According to Vukovic, getting these predictive models as accessible and encompassing as possible is paramount for Terrasmart, as they form the basis for the company’s protection and production software solutions.
“From a protection point of view, we’re using some of those predictive algorithms to really form as the basis of protection,” he began. But, for us, we’ve also invested a fair bit of time into how we deliver information in the best possible way, so that teams or asset owners can really take the appropriate action. Our platform, our graphical user interface, how we deliver information at a portfolio level, that whole engagement process between harvesting the data at the row level and delivering it up to people and teams that can take action; this is front and center for us. and we feel like we’re pretty innovative in that space.”
Terrasmart is now on the fourth year of developing its predict, protect, and produce software, dubbed Peak Yield, with additional improvements to the solution based on user feedback.
“On the technical side of protect, we have and continue to bake a lot of smarts into the robots, the network controllers, and weather stations themselves, to have them be as self sufficient as possible,” said Vukovic. “Whether it’s power or battery management, network conductivity or comms related issues, or some mechanical average variation, whatever the case may be, we really distill that information in a clean, crisp fashion that it allows people to take action.”

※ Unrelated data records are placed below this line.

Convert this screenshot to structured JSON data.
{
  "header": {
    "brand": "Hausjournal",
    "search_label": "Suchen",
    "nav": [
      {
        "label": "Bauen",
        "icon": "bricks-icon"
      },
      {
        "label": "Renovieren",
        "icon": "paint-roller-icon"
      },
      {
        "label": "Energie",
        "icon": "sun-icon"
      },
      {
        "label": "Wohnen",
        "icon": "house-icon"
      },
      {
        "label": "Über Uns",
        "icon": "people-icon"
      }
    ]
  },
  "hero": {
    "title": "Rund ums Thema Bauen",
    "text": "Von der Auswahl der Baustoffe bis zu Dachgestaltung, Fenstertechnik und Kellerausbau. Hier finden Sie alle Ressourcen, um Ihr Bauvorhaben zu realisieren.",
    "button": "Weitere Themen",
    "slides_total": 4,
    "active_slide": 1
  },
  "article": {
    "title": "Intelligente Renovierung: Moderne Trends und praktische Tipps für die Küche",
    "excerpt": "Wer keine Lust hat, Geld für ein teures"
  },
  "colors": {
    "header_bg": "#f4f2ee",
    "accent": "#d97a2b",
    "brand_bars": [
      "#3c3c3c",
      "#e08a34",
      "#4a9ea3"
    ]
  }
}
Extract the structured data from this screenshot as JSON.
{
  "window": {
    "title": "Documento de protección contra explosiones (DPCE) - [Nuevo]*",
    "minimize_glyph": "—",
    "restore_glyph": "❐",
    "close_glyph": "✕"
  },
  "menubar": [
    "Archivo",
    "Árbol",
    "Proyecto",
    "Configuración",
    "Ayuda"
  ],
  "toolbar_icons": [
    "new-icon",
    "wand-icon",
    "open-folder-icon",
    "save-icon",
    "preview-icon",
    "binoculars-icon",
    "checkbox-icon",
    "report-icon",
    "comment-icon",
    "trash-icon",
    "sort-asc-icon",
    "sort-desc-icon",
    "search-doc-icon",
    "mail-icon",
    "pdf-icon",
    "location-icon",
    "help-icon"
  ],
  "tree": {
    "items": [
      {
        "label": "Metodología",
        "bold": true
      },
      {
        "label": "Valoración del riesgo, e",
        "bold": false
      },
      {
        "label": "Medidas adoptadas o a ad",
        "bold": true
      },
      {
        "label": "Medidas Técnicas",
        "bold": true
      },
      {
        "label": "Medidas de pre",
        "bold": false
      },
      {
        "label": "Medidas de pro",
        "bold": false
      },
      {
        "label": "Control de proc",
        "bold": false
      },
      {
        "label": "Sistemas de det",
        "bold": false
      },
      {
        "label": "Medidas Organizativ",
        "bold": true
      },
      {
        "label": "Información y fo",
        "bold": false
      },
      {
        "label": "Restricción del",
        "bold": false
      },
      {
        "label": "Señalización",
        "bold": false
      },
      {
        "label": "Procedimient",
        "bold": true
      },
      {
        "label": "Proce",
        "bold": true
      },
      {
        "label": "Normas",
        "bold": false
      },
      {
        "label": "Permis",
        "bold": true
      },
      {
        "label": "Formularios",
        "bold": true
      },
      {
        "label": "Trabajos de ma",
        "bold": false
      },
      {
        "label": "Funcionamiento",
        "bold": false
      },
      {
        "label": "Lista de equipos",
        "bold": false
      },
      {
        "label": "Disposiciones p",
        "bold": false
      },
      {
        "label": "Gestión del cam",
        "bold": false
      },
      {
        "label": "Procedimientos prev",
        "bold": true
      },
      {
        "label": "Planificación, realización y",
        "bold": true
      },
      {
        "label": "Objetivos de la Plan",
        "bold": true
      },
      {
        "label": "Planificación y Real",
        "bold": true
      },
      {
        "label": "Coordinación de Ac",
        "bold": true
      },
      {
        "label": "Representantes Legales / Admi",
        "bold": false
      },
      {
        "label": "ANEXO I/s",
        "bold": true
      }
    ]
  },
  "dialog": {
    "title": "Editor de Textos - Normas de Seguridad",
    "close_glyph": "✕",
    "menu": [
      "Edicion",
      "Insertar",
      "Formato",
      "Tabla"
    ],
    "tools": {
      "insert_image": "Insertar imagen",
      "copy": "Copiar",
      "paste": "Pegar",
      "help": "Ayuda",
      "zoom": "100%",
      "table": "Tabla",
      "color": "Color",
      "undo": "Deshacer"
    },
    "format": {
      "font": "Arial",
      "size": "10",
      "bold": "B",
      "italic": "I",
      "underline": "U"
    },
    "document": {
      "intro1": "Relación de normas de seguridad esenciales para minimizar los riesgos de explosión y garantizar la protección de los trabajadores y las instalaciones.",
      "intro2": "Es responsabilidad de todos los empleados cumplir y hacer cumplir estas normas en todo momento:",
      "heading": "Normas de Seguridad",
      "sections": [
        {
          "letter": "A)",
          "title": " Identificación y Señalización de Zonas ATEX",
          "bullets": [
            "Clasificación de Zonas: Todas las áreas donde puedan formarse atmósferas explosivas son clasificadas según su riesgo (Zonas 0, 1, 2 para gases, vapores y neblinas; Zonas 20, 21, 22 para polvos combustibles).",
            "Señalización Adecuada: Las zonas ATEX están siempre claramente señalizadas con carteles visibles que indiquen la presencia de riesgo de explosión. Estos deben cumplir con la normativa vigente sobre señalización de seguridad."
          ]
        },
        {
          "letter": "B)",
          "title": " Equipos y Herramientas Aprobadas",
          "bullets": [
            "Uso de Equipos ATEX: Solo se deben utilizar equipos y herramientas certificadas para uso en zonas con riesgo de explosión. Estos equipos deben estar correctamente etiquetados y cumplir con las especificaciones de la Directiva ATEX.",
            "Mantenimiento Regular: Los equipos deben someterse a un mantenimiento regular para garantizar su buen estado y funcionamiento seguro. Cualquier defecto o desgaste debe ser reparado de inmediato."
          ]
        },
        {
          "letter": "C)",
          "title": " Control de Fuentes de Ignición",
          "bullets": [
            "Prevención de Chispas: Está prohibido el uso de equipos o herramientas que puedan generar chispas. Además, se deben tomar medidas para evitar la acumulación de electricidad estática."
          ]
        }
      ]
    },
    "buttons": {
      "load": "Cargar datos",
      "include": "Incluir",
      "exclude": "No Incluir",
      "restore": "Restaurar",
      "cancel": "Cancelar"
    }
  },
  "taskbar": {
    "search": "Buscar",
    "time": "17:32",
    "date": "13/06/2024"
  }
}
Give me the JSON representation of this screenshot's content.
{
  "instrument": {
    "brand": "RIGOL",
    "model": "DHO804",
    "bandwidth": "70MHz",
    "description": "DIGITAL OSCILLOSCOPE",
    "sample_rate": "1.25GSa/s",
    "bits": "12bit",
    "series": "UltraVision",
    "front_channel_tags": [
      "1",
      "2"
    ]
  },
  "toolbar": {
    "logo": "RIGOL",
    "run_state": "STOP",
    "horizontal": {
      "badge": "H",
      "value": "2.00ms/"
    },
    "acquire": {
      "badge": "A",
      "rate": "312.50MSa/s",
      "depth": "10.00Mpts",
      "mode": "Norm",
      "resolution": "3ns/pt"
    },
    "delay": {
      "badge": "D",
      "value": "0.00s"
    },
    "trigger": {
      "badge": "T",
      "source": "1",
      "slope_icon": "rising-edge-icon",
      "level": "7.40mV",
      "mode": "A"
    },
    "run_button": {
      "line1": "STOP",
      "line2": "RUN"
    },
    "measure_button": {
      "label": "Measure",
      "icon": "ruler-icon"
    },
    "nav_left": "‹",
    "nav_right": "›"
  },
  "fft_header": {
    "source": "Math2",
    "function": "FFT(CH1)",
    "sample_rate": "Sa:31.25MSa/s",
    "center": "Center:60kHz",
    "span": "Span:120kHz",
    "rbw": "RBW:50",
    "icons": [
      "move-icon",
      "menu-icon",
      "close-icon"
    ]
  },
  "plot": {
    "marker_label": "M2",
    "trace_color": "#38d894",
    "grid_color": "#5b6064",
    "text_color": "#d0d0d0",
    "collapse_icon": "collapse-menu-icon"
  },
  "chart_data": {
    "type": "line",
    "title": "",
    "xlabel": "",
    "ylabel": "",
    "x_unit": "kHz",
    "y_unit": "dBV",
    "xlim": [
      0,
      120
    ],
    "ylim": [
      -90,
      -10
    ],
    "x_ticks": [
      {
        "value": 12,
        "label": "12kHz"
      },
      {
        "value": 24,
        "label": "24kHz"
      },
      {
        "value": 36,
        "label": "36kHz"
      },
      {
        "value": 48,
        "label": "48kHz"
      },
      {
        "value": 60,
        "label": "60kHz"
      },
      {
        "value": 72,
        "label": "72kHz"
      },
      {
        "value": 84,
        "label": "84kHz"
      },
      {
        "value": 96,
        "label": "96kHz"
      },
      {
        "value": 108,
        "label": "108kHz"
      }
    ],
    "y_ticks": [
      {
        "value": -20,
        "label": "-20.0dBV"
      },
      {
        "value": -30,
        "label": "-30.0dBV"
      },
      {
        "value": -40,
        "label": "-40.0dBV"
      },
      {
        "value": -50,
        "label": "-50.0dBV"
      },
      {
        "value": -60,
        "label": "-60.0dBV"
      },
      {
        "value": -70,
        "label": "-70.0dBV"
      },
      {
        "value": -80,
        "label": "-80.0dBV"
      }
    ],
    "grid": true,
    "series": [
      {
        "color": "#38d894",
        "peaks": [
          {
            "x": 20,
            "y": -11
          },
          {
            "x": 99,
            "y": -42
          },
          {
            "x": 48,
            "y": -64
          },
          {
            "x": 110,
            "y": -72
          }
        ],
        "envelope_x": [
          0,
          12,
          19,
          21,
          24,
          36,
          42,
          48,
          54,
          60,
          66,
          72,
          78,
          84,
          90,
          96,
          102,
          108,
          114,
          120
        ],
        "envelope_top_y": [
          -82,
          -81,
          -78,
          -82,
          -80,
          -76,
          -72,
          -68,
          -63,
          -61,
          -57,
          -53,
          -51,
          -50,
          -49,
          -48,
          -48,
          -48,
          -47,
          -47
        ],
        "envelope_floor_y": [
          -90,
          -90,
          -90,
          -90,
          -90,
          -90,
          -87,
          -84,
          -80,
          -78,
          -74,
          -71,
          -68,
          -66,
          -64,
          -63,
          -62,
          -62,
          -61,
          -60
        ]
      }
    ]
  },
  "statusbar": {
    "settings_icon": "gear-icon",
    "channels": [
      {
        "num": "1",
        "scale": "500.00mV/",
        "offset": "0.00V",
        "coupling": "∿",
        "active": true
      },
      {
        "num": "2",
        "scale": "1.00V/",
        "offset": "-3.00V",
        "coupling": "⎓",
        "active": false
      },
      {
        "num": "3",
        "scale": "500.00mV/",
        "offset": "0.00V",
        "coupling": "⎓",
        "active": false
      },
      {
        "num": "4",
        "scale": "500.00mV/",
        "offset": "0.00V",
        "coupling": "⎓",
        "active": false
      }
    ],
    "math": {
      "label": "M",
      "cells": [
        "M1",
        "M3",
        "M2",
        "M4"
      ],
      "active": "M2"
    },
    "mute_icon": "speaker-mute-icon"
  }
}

And while relaying data on it’s own doesn’t seem like it would minimize downtime in project generation, Vukovic shares that the more educated and in-tune EPCs and asset operators are with their projects, there will be less downtime.
“If we can get that information delivered in a succinct way, then it means that these teams aren’t tearing through just slabs of data to understand if there’s an issue the system and software is doing that already for them,” said Vukovic.